Шарль сказал, что он так и не нашел ни карты, ни флажков. Он сказал еще, что, в сущности, они с Зигмундом фон Хартовом участвовали в одном и том же Сопротивлении, каждый старался спасти свою страну. До сих пор он не встречал ни одного немца, который был бы в оппозиции к Гитлеру.

— А я встал на этот путь из-за вас.

— Из-за меня?

— Да, из-за вас. Думаю, что, если бы после ареста родителей я смог свободно вернуться домой, если бы я не испытал потрясение, увидев вас в моем доме, в кабинете отца, я остался бы таким, каким был.

Приходилось с этим согласиться. Исходная точка была общей. Сегодня они встретились в Москве. Ради чего, оказались они здесь?

3

И ради чего он снова встретился с Жаном?

25 января

«Комната была так мала, и в ней было так накурено, что я с трудом различал лица. Я всем по очереди пожал руки, сначала не слишком вглядываясь в присутствующих. И только через несколько минут заметил, что кто-то, присев на подоконник, пристально смотрит на меня. Когда наши взгляды встретились, он слегка подмигнул мне, а потом приложил палец к губам, словно советуя не узнавать его. В течение всего времени, что продолжался наш визит, он не произнес ни слова. Говорили его товарищи. Я тоже был вынужден говорить, но чувствовал себя вне разговора. У меня было только одно желание — выйти вместе с Жаном и найти возможность спокойно побеседовать. Пришлось ждать целых два часа, пока мы не встретились в коридоре. К счастью, Саша должен был сразу же уйти. Так что мы остались вдвоем и смогли поговорить».
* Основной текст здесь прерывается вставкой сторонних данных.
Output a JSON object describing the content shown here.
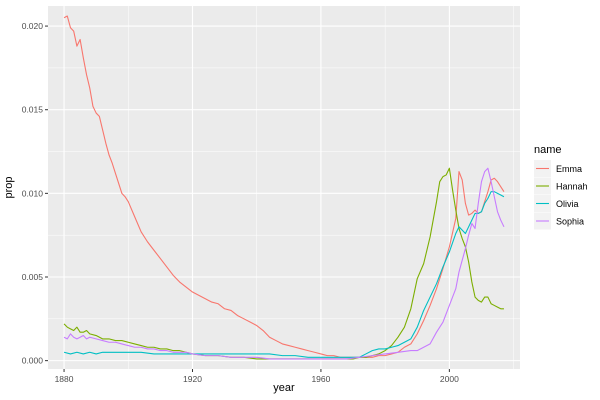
{
  "chart_data": {
    "type": "line",
    "xlabel": "year",
    "ylabel": "prop",
    "xlim": [
      1875,
      2022
    ],
    "ylim": [
      -0.0005,
      0.0212
    ],
    "x_ticks": [
      1880,
      1920,
      1960,
      2000
    ],
    "x_tick_labels": [
      "1880",
      "1920",
      "1960",
      "2000"
    ],
    "y_ticks": [
      0.0,
      0.005,
      0.01,
      0.015,
      0.02
    ],
    "y_tick_labels": [
      "0.000",
      "0.005",
      "0.010",
      "0.015",
      "0.020"
    ],
    "grid": true,
    "panel_background": "#ebebeb",
    "grid_color": "#ffffff",
    "legend": {
      "title": "name",
      "position": "right",
      "entries": [
        "Emma",
        "Hannah",
        "Olivia",
        "Sophia"
      ]
    },
    "series": [
      {
        "name": "Emma",
        "color": "#f8766d",
        "points": [
          [
            1880,
            0.0205
          ],
          [
            1881,
            0.0206
          ],
          [
            1882,
            0.0199
          ],
          [
            1883,
            0.0197
          ],
          [
            1884,
            0.0188
          ],
          [
            1885,
            0.0192
          ],
          [
            1886,
            0.0181
          ],
          [
            1887,
            0.0171
          ],
          [
            1888,
            0.0163
          ],
          [
            1889,
            0.0152
          ],
          [
            1890,
            0.0148
          ],
          [
            1891,
            0.0146
          ],
          [
            1892,
            0.0138
          ],
          [
            1893,
            0.013
          ],
          [
            1894,
            0.0123
          ],
          [
            1895,
            0.0118
          ],
          [
            1896,
            0.0112
          ],
          [
            1897,
            0.0106
          ],
          [
            1898,
            0.01
          ],
          [
            1899,
            0.0098
          ],
          [
            1900,
            0.0095
          ],
          [
            1902,
            0.0086
          ],
          [
            1904,
            0.0077
          ],
          [
            1906,
            0.0071
          ],
          [
            1908,
            0.0066
          ],
          [
            1910,
            0.0061
          ],
          [
            1912,
            0.0056
          ],
          [
            1914,
            0.0051
          ],
          [
            1916,
            0.0047
          ],
          [
            1918,
            0.0044
          ],
          [
            1920,
            0.0041
          ],
          [
            1922,
            0.0039
          ],
          [
            1924,
            0.0037
          ],
          [
            1926,
            0.0035
          ],
          [
            1928,
            0.0034
          ],
          [
            1930,
            0.0031
          ],
          [
            1932,
            0.003
          ],
          [
            1934,
            0.0027
          ],
          [
            1936,
            0.0025
          ],
          [
            1938,
            0.0023
          ],
          [
            1940,
            0.0021
          ],
          [
            1942,
            0.0018
          ],
          [
            1944,
            0.0014
          ],
          [
            1946,
            0.0012
          ],
          [
            1948,
            0.001
          ],
          [
            1950,
            0.0009
          ],
          [
            1952,
            0.0008
          ],
          [
            1954,
            0.0007
          ],
          [
            1956,
            0.0006
          ],
          [
            1958,
            0.0005
          ],
          [
            1960,
            0.0004
          ],
          [
            1962,
            0.0003
          ],
          [
            1964,
            0.0003
          ],
          [
            1966,
            0.0002
          ],
          [
            1968,
            0.0002
          ],
          [
            1970,
            0.0002
          ],
          [
            1972,
            0.0002
          ],
          [
            1974,
            0.0002
          ],
          [
            1976,
            0.0002
          ],
          [
            1978,
            0.0003
          ],
          [
            1980,
            0.0003
          ],
          [
            1982,
            0.0004
          ],
          [
            1984,
            0.0005
          ],
          [
            1986,
            0.0008
          ],
          [
            1988,
            0.001
          ],
          [
            1990,
            0.0016
          ],
          [
            1992,
            0.0024
          ],
          [
            1994,
            0.0033
          ],
          [
            1996,
            0.0043
          ],
          [
            1998,
            0.0055
          ],
          [
            2000,
            0.0068
          ],
          [
            2002,
            0.0085
          ],
          [
            2003,
            0.0113
          ],
          [
            2004,
            0.0108
          ],
          [
            2005,
            0.0094
          ],
          [
            2006,
            0.0087
          ],
          [
            2007,
            0.0088
          ],
          [
            2008,
            0.009
          ],
          [
            2009,
            0.0088
          ],
          [
            2010,
            0.0089
          ],
          [
            2011,
            0.0095
          ],
          [
            2012,
            0.0101
          ],
          [
            2013,
            0.0108
          ],
          [
            2014,
            0.0109
          ],
          [
            2015,
            0.0107
          ],
          [
            2016,
            0.0104
          ],
          [
            2017,
            0.0101
          ]
        ]
      },
      {
        "name": "Hannah",
        "color": "#7cae00",
        "points": [
          [
            1880,
            0.0022
          ],
          [
            1881,
            0.002
          ],
          [
            1882,
            0.0019
          ],
          [
            1883,
            0.0018
          ],
          [
            1884,
            0.002
          ],
          [
            1885,
            0.0017
          ],
          [
            1886,
            0.0017
          ],
          [
            1887,
            0.0018
          ],
          [
            1888,
            0.0016
          ],
          [
            1890,
            0.0015
          ],
          [
            1892,
            0.0013
          ],
          [
            1894,
            0.0013
          ],
          [
            1896,
            0.0012
          ],
          [
            1898,
            0.0012
          ],
          [
            1900,
            0.0011
          ],
          [
            1902,
            0.001
          ],
          [
            1904,
            0.0009
          ],
          [
            1906,
            0.0008
          ],
          [
            1908,
            0.0008
          ],
          [
            1910,
            0.0007
          ],
          [
            1912,
            0.0007
          ],
          [
            1914,
            0.0006
          ],
          [
            1916,
            0.0006
          ],
          [
            1918,
            0.0005
          ],
          [
            1920,
            0.0004
          ],
          [
            1924,
            0.0003
          ],
          [
            1928,
            0.0003
          ],
          [
            1932,
            0.0002
          ],
          [
            1936,
            0.0002
          ],
          [
            1940,
            0.0001
          ],
          [
            1944,
            0.0001
          ],
          [
            1948,
            0.0001
          ],
          [
            1952,
            0.0001
          ],
          [
            1956,
            0.0001
          ],
          [
            1960,
            0.0001
          ],
          [
            1964,
            0.0001
          ],
          [
            1968,
            0.0001
          ],
          [
            1970,
            0.0001
          ],
          [
            1972,
            0.0002
          ],
          [
            1974,
            0.0002
          ],
          [
            1976,
            0.0003
          ],
          [
            1978,
            0.0004
          ],
          [
            1980,
            0.0006
          ],
          [
            1982,
            0.0009
          ],
          [
            1984,
            0.0014
          ],
          [
            1986,
            0.002
          ],
          [
            1988,
            0.0031
          ],
          [
            1990,
            0.0049
          ],
          [
            1992,
            0.0058
          ],
          [
            1994,
            0.0074
          ],
          [
            1996,
            0.0095
          ],
          [
            1997,
            0.0107
          ],
          [
            1998,
            0.011
          ],
          [
            1999,
            0.0111
          ],
          [
            2000,
            0.0115
          ],
          [
            2001,
            0.0102
          ],
          [
            2002,
            0.009
          ],
          [
            2003,
            0.0079
          ],
          [
            2004,
            0.0073
          ],
          [
            2005,
            0.0068
          ],
          [
            2006,
            0.0059
          ],
          [
            2007,
            0.0047
          ],
          [
            2008,
            0.0038
          ],
          [
            2009,
            0.0036
          ],
          [
            2010,
            0.0035
          ],
          [
            2011,
            0.0038
          ],
          [
            2012,
            0.0038
          ],
          [
            2013,
            0.0034
          ],
          [
            2014,
            0.0033
          ],
          [
            2015,
            0.0032
          ],
          [
            2016,
            0.0031
          ],
          [
            2017,
            0.0031
          ]
        ]
      },
      {
        "name": "Olivia",
        "color": "#00bfc4",
        "points": [
          [
            1880,
            0.0005
          ],
          [
            1882,
            0.0004
          ],
          [
            1884,
            0.0005
          ],
          [
            1886,
            0.0004
          ],
          [
            1888,
            0.0005
          ],
          [
            1890,
            0.0004
          ],
          [
            1892,
            0.0005
          ],
          [
            1894,
            0.0005
          ],
          [
            1896,
            0.0005
          ],
          [
            1898,
            0.0005
          ],
          [
            1900,
            0.0005
          ],
          [
            1904,
            0.0005
          ],
          [
            1908,
            0.0004
          ],
          [
            1912,
            0.0004
          ],
          [
            1916,
            0.0004
          ],
          [
            1920,
            0.0004
          ],
          [
            1924,
            0.0004
          ],
          [
            1928,
            0.0004
          ],
          [
            1932,
            0.0004
          ],
          [
            1936,
            0.0004
          ],
          [
            1940,
            0.0004
          ],
          [
            1944,
            0.0004
          ],
          [
            1948,
            0.0003
          ],
          [
            1952,
            0.0003
          ],
          [
            1956,
            0.0002
          ],
          [
            1960,
            0.0002
          ],
          [
            1964,
            0.0002
          ],
          [
            1968,
            0.0002
          ],
          [
            1972,
            0.0002
          ],
          [
            1974,
            0.0004
          ],
          [
            1976,
            0.0006
          ],
          [
            1978,
            0.0007
          ],
          [
            1980,
            0.0007
          ],
          [
            1982,
            0.0008
          ],
          [
            1984,
            0.0009
          ],
          [
            1986,
            0.0011
          ],
          [
            1988,
            0.0013
          ],
          [
            1990,
            0.002
          ],
          [
            1992,
            0.003
          ],
          [
            1994,
            0.0038
          ],
          [
            1996,
            0.0046
          ],
          [
            1998,
            0.0056
          ],
          [
            2000,
            0.0065
          ],
          [
            2002,
            0.0076
          ],
          [
            2003,
            0.008
          ],
          [
            2004,
            0.0078
          ],
          [
            2005,
            0.0076
          ],
          [
            2006,
            0.008
          ],
          [
            2007,
            0.0084
          ],
          [
            2008,
            0.0088
          ],
          [
            2009,
            0.0088
          ],
          [
            2010,
            0.0089
          ],
          [
            2011,
            0.0094
          ],
          [
            2012,
            0.0097
          ],
          [
            2013,
            0.0101
          ],
          [
            2014,
            0.0101
          ],
          [
            2015,
            0.01
          ],
          [
            2016,
            0.0099
          ],
          [
            2017,
            0.0098
          ]
        ]
      },
      {
        "name": "Sophia",
        "color": "#c77cff",
        "points": [
          [
            1880,
            0.0014
          ],
          [
            1881,
            0.0013
          ],
          [
            1882,
            0.0016
          ],
          [
            1883,
            0.0014
          ],
          [
            1884,
            0.0013
          ],
          [
            1885,
            0.0014
          ],
          [
            1886,
            0.0015
          ],
          [
            1887,
            0.0013
          ],
          [
            1888,
            0.0014
          ],
          [
            1890,
            0.0013
          ],
          [
            1892,
            0.0012
          ],
          [
            1894,
            0.0011
          ],
          [
            1896,
            0.0011
          ],
          [
            1898,
            0.001
          ],
          [
            1900,
            0.0009
          ],
          [
            1902,
            0.0008
          ],
          [
            1904,
            0.0008
          ],
          [
            1906,
            0.0007
          ],
          [
            1908,
            0.0007
          ],
          [
            1910,
            0.0006
          ],
          [
            1912,
            0.0006
          ],
          [
            1914,
            0.0005
          ],
          [
            1916,
            0.0005
          ],
          [
            1918,
            0.0005
          ],
          [
            1920,
            0.0004
          ],
          [
            1924,
            0.0003
          ],
          [
            1928,
            0.0003
          ],
          [
            1932,
            0.0002
          ],
          [
            1936,
            0.0002
          ],
          [
            1940,
            0.0002
          ],
          [
            1944,
            0.0001
          ],
          [
            1948,
            0.0001
          ],
          [
            1952,
            0.0001
          ],
          [
            1956,
            0.0001
          ],
          [
            1960,
            0.0001
          ],
          [
            1964,
            0.0001
          ],
          [
            1968,
            0.0001
          ],
          [
            1972,
            0.0002
          ],
          [
            1976,
            0.0003
          ],
          [
            1980,
            0.0004
          ],
          [
            1984,
            0.0005
          ],
          [
            1988,
            0.0006
          ],
          [
            1990,
            0.0006
          ],
          [
            1992,
            0.0008
          ],
          [
            1994,
            0.001
          ],
          [
            1996,
            0.0017
          ],
          [
            1998,
            0.0023
          ],
          [
            2000,
            0.0033
          ],
          [
            2002,
            0.0043
          ],
          [
            2003,
            0.0053
          ],
          [
            2004,
            0.006
          ],
          [
            2005,
            0.0067
          ],
          [
            2006,
            0.0075
          ],
          [
            2007,
            0.0082
          ],
          [
            2008,
            0.0079
          ],
          [
            2009,
            0.0094
          ],
          [
            2010,
            0.0107
          ],
          [
            2011,
            0.0113
          ],
          [
            2012,
            0.0115
          ],
          [
            2013,
            0.0107
          ],
          [
            2014,
            0.0098
          ],
          [
            2015,
            0.0089
          ],
          [
            2016,
            0.0084
          ],
          [
            2017,
            0.008
          ]
        ]
      }
    ]
  }
}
Они шли по Арбату. Это было единственное место в Москве, где было приятно гулять, даже зимой, и где, казалось, сохранилось что-то от прошлого, хотя впечатление это было обманчиво, за кварталом ухаживали плохо. По улицам разгуливали статисты новой эры, в большинстве своем не знавшие, что почти у каждого дома им могли бы рассказать один из эпизодов истории их города и страны. Любопытно, но насколько свидание с Хартовом взволновало Шарля, настолько встреча с Жаном показалась ему, в общем-то, естественной. То, что «жизнь», как говорят русские, с полным основанием предпочитая это слово словам «судьба» или «случай», преподнесла ему две такие встречи с интервалом в несколько дней, могло бы показаться Шарлю псевдоромантической историей, если бы в глубине души со дня своего приезда в Москву он постоянно не думал о Жане. То, что Жан вдруг возник перед ним в студенческом общежитии, куда его привел Саша, чтобы встретиться с «французскими коммунистами», приехавшими пополнить свое политическое образование и припасть к истокам Революции, его не очень удивило. В этом пути была своя логика. Кстати, его собственный выбор был во многом обусловлен тем, что в Сопротивлении он столкнулся с коммунистами, про себя он называл это «влиянием Жана». Он всегда хотел добраться до самой сути загадки, постараться понять, подобно тому как человек хочет спуститься к центру Земли, чтобы вырвать у нее ее секреты. Поэтому встреча с Жаном, о котором он думал постоянно, который всегда сопровождал его в движении к эпицентру, была словно появление кометы, несомненно предугаданное каким-нибудь астрономом, хотя Шарль о нем и не знал. То, что, следуя своим путем, Жан через десять лет приехал в Москву, свидетельствовало о непрерывности этого пути. И Шарль испытывал признательность по отношению к другу за то, что тот остался верен самому себе.